Effects of variety and chemical regulators on cold tolerance during maize germination

• Published in: Journal of Integrative Agriculture Vol. 17; no. 12; pp. 2662 - 2669
• Main Authors: WANG, Li-jun, ZHANG, Ping, WANG, Ruo-nan, WANG, Pu, HUANG, Shou-bing
• Format: Journal Article
• Language: English
• Published: College of Agronomy and Biotechnology, China Agricultural University, Beijing 100193, P.R.China 01.12.2018; KeAi Communications Co., Ltd
• Subjects: breeding; chemical regulators; cold; cold stress; cold tolerance; corn; crop yield; developmental stages; food security; gibberellins; hybrids; latitude; leaves; maize; malondialdehyde; plant height; potassium chloride; root growth; root/shoot; seed germination; seed priming; seedlings; temperature; cold tolerance; maize; seedlings; root/shoot; chemical regulators
• ISSN: 2095-3119
• DOI: 10.1016/S2095-3119(17)61880-X

Maize growth and development is affected by low temperature (LT) especially at the early stages of development. To describe the response of different varieties to LT stress and determine an effective method to cope with LT stress, maize hybrids Zhengdan 958 (ZD 958) and Danyu 39 (DY 39) were planted and grown at 10 and 25°C, respectively. Effects of the chemicals potassium chloride (KCl), gibberellin (GA3), 2-diethylaminoethyl-3,4-dichlorophenylether (DCPTA), and all three combined chemicals (KGD) on coping with LT stress were tested by seed priming.

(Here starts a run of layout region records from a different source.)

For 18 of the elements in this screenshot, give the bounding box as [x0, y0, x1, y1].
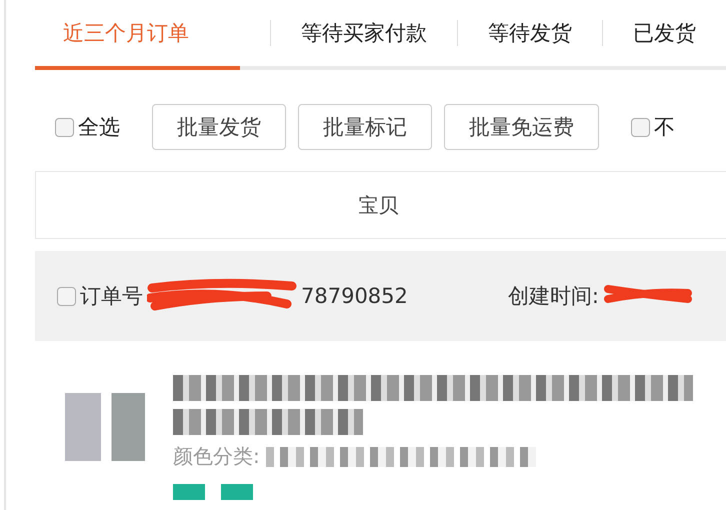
column-header: 宝贝 [358, 192, 400, 218]
batch-button[interactable]: 批量标记 [298, 104, 432, 150]
tab[interactable]: 已发货 [633, 0, 696, 66]
tab[interactable]: 等待发货 [488, 0, 572, 66]
checkbox[interactable] [631, 118, 650, 136]
checkbox[interactable] [57, 286, 76, 306]
tab[interactable]: 等待买家付款 [301, 0, 427, 66]
checkbox[interactable] [55, 118, 74, 136]
color-label: 颜色分类: [173, 443, 260, 470]
select-all-label: 全选 [78, 114, 120, 141]
order-number: 78790852 [301, 284, 408, 308]
tag-icon [173, 484, 205, 500]
created-time-label: 创建时间: [508, 283, 599, 310]
order-number-label: 订单号 [80, 283, 143, 310]
tag-icon [221, 484, 253, 500]
checkbox-label: 不 [654, 114, 675, 141]
batch-button[interactable]: 批量发货 [152, 104, 286, 150]
batch-button[interactable]: 批量免运费 [444, 104, 599, 150]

The varieties performed significantly different at 10°C. Compared to leaf, root growth was more severely affected by LT stress. Root/leaf ratio is likely a more reliable parameter to evaluate cold tolerance based on its close correlation with leaf malondialdehyde (MDA) content (R=−0.8). GA3 advanced seed germination by about 2 days compared with control treatment of water. GA3 and DCPTA both resulted in lower leaf MDA content and higher leaf and root area, and root/leaf ratio. KCl resulted in the highest evenness of plant height. KGD performed the best in increasing cold tolerance of maize morphologically and physiologically. Strategies to increase maize tolerance of cold stress, such as variety breeding or chemical selection, would increase maize yield especially at high-latitude regions and have great implications for food security.